The drugs that are commonly abused are methamphetamine pills called yaba or yama, crystal methamphetamine called shabu or ice, and ecstasy pills, Douglas said.
"A number of countries [in the region] are citing ATS as the primary or secondary drug abused," he told anti-narcotics experts from 11 countries at the start of a three-day forum in Manila about the drug menace in Asia.
According to his office's latest publication, Patterns and Trends of Amphetamine-Type Stimulants and Other Drugs of Abuse in East Asia and the Pacific 2006, six countries in the region rank methamphetamines as the leading drug abused.
The report noted that methamphetamine pills were predominantly abused in Cambodia, Laos, Myanmar, Thailand and Vietnam while the crystal form is popular in Brunei, China, Japan, Malaysia, the Philippines and Singapore.
Anselmo Avenido. chairman of the Philippines' Dangerous Drugs Board, said of the abusers of such stimulants around the world, 60 per cent are found in East and South-East Asia.
"Moreoever the number of seized clandestine methamphetamine laboratories in the region rose from 48 to 64 in 2006," he added.
Avenido conceded that shabu is the most favoured drug among Filipino drug users, replacing marijuana, which was the most popular drug in the 1970s.

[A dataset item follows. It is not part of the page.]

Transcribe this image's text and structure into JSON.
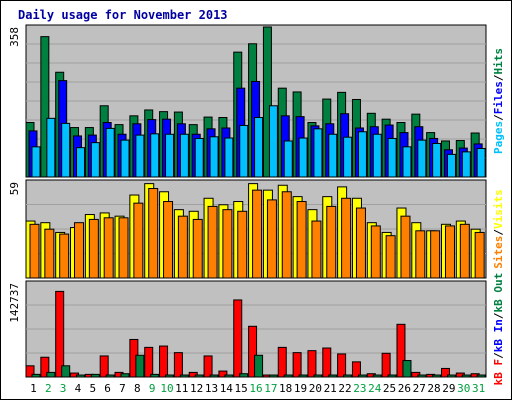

Shabu became the drug of choice because it has more powerful effects than marijuana and has become more accessible, Avenido said.
Akira Fujino, representative of the UN Office on Drugs and Crime in East Asia and the Pacific, said synthetic drugs like amphetamine-type stimulants are easier to manufacture compared with cultivating poppies and marijuana.
"You can produce these drugs in the kitchen," he said.
Fujino called for closer international cooperation to stop the smuggling of precursors for these drugs so that production could be contained.
In 2006, 40 million ATS pills were seized in the region along with 8.4 tons of crystal methamphetamine. This is an increase from 2005 of almost 15 million methamphetamine pills and 1.4 tons of crystal meth.